Underlying operating margin in Foods & Refreshment decreased by 40bps, as a result of an adverse impact on overheads related to the disposal of our spreads business.

Unilever PLC

Unilever House
100 Victoria Embankment
London EC4Y 0DY
United Kingdom


Press-Office.London@Unilever.com

Unilever NV

Weena 455
3013AL Rotterdam

www.unilever.nl

+31 (0) 10 217 4000
mediarelations.rotterdam@Unilever.com

Safe Harbour

Where relevant, these actions are subject to the appropriate consultations and approvals.

This announcement may contain forward-looking statements, including 'forward-looking statements' within the meaning of the United States Private Securities Litigation Reform Act of 1995. Words such as 'will', 'aim', 'expects', 'anticipates', 'intends', 'looks', 'believes', 'vision', or the negative of these terms and other similar expressions of future performance or results, and their negatives, are intended to identify such forward-looking statements. These forward-looking statements are based upon current expectations and assumptions regarding anticipated developments and other factors affecting the Unilever Group (the 'Group'). They are not historical facts, nor are they guarantees of future performance.
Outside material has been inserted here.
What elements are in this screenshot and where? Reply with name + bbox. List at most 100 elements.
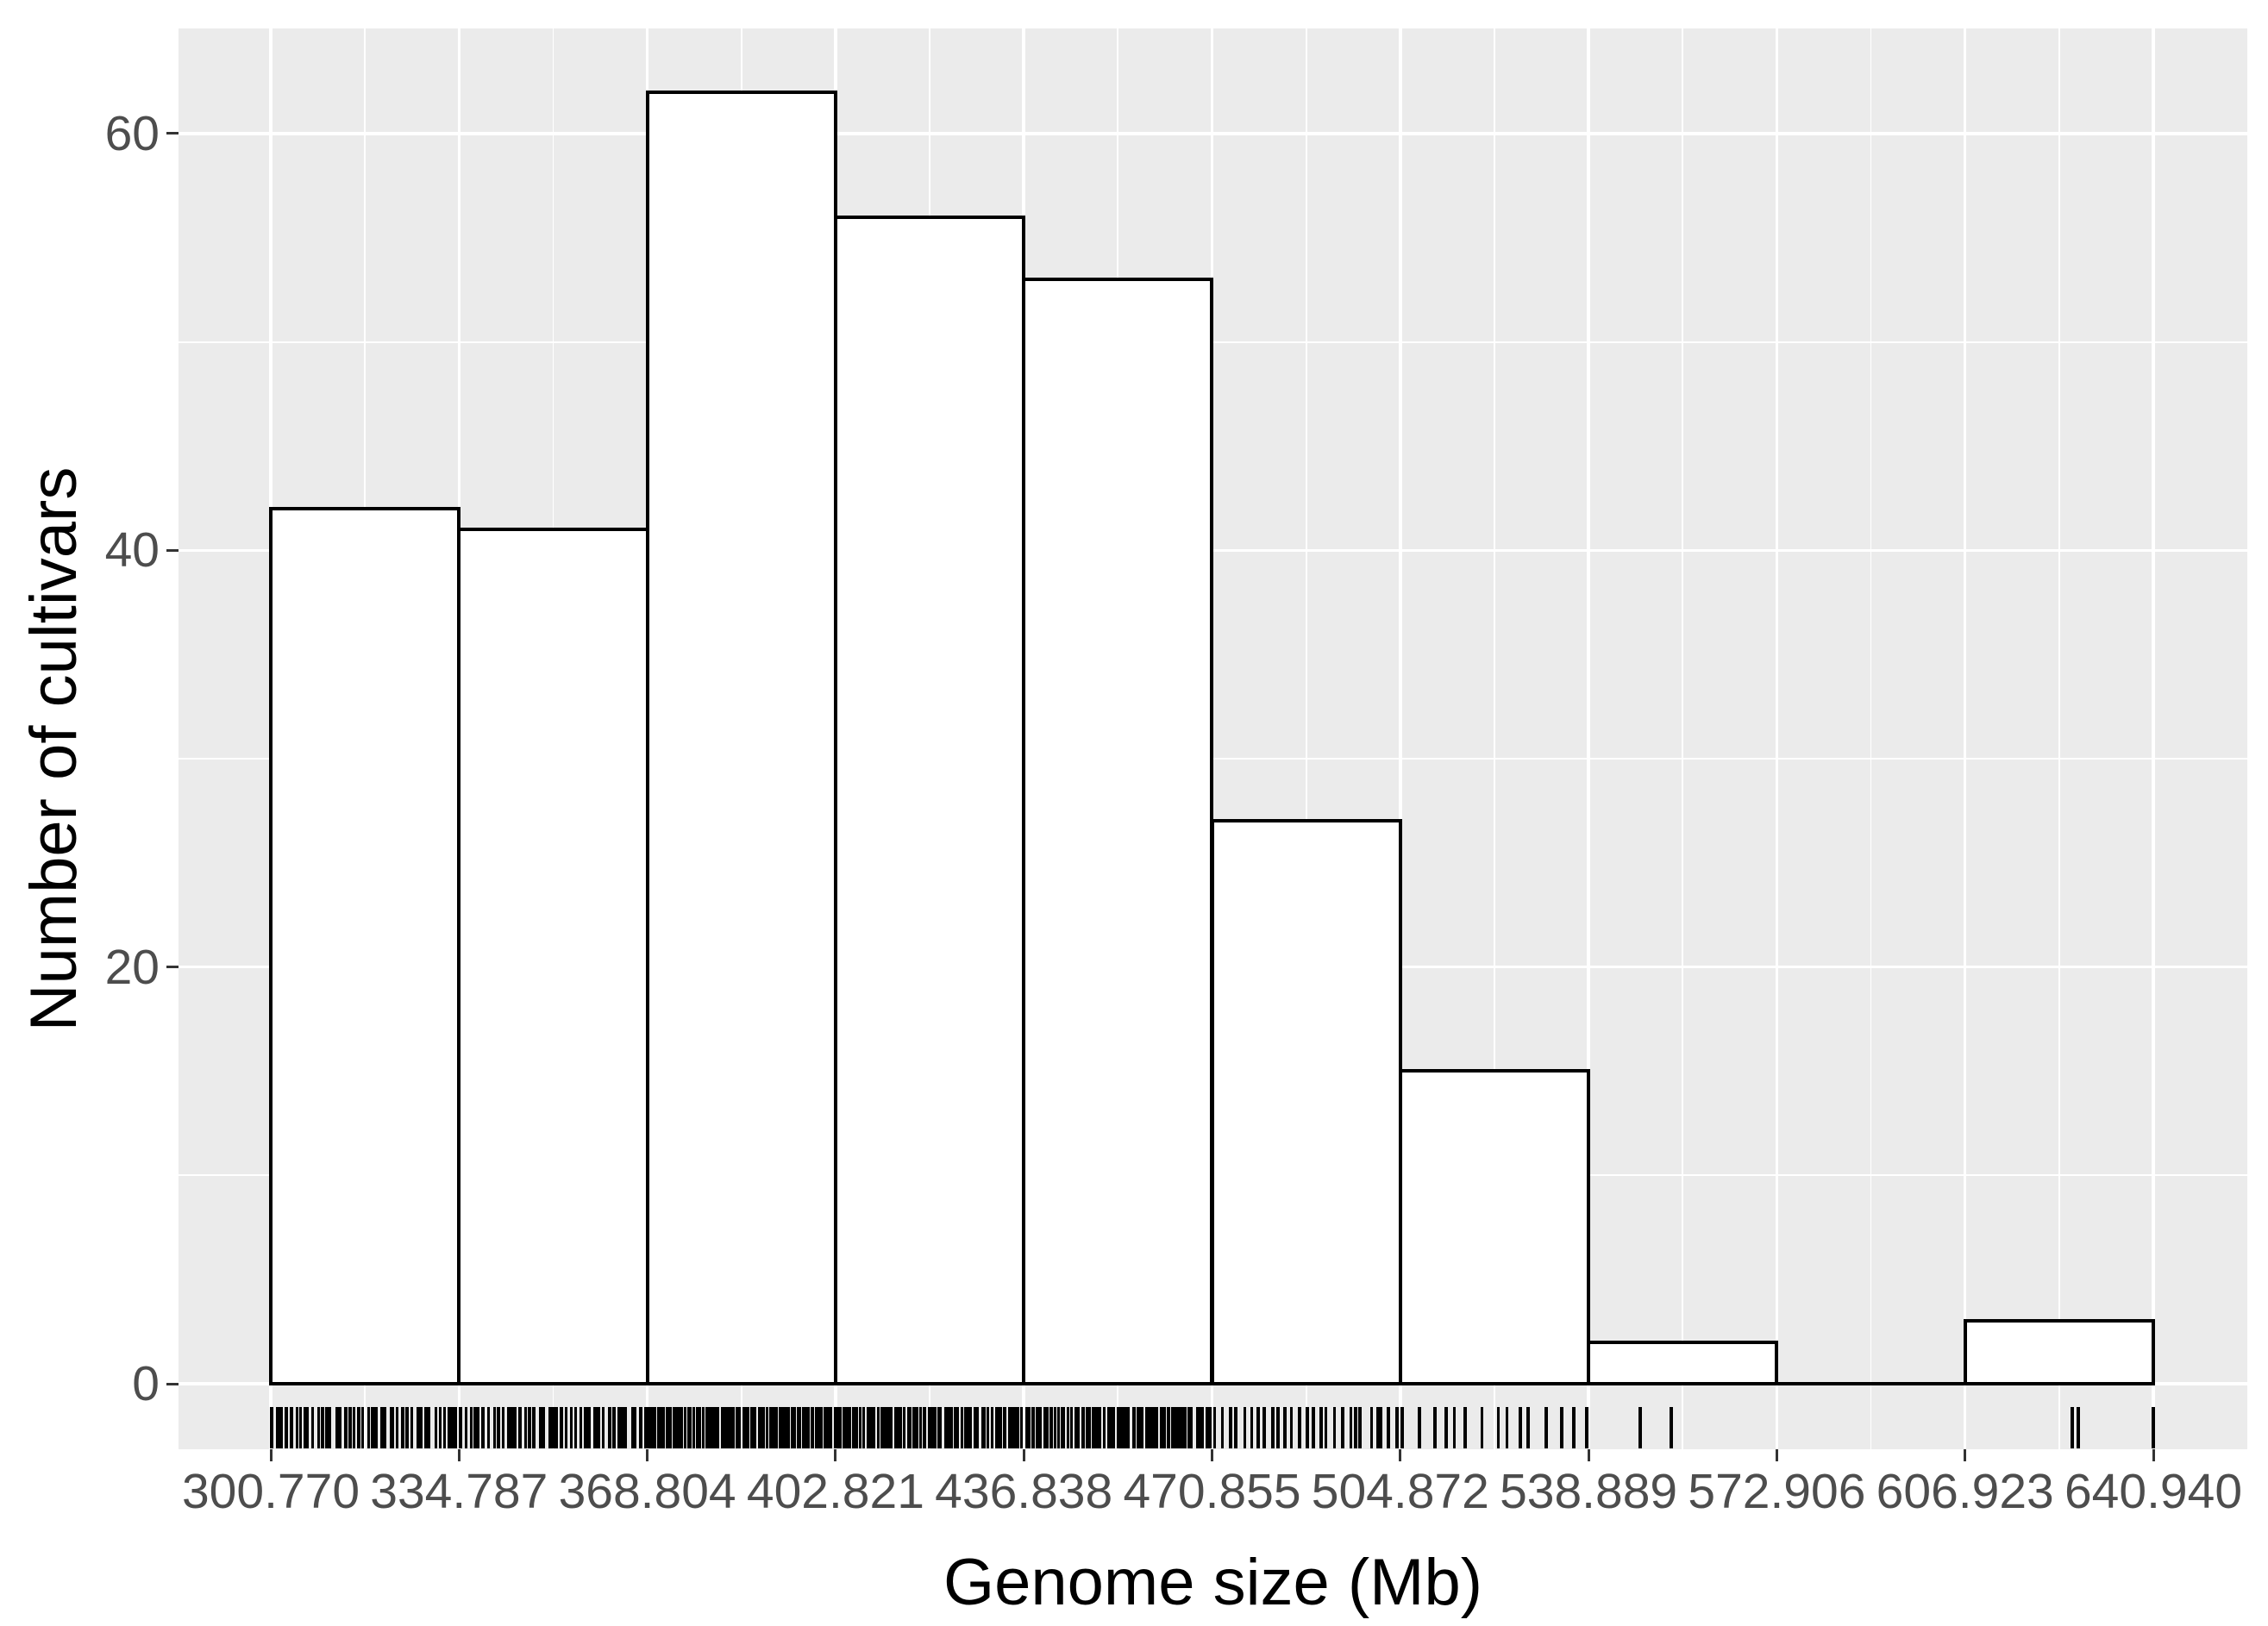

Because these forward-looking statements involve risks and uncertainties, there are important factors that could cause actual results to differ materially from those expressed or implied by these forward-looking statements. Among other risks and uncertainties, the material or principal factors which could cause actual results to differ materially are: Unilever's global brands not meeting consumer preferences; Unilever's ability to innovate and remain competitive; Unilever's investment choices in its portfolio management; inability to find sustainable solutions to support long-term growth; the effect of climate change on Unilever's business; customer relationships; the recruitment and retention of talented employees; disruptions in our supply chain; the cost of raw materials and commodities; the production of safe and high quality products; secure and reliable IT infrastructure; successful execution of acquisitions, divestitures and business transformation projects; economic and political risks and natural disasters; financial risks; failure to meet high and ethical standards; and managing regulatory, tax and legal matters. These forward-looking statements speak only as of the date of this announcement. Except as required by any applicable law or regulation, the Group expressly disclaims any obligation or undertaking to release publicly any updates or revisions to any forward-looking statements contained herein to reflect any change in the Group's expectations with regard thereto or any change in events, conditions or circumstances on which any such statement is based. Further details of potential risks and uncertainties affecting the Group are described in the Group's filings with the London Stock Exchange, Euronext Amsterdam and the US Securities and Exchange Commission, including in the Annual Report on Form 20-F 2018 and the Unilever Annual Report and Accounts 2018.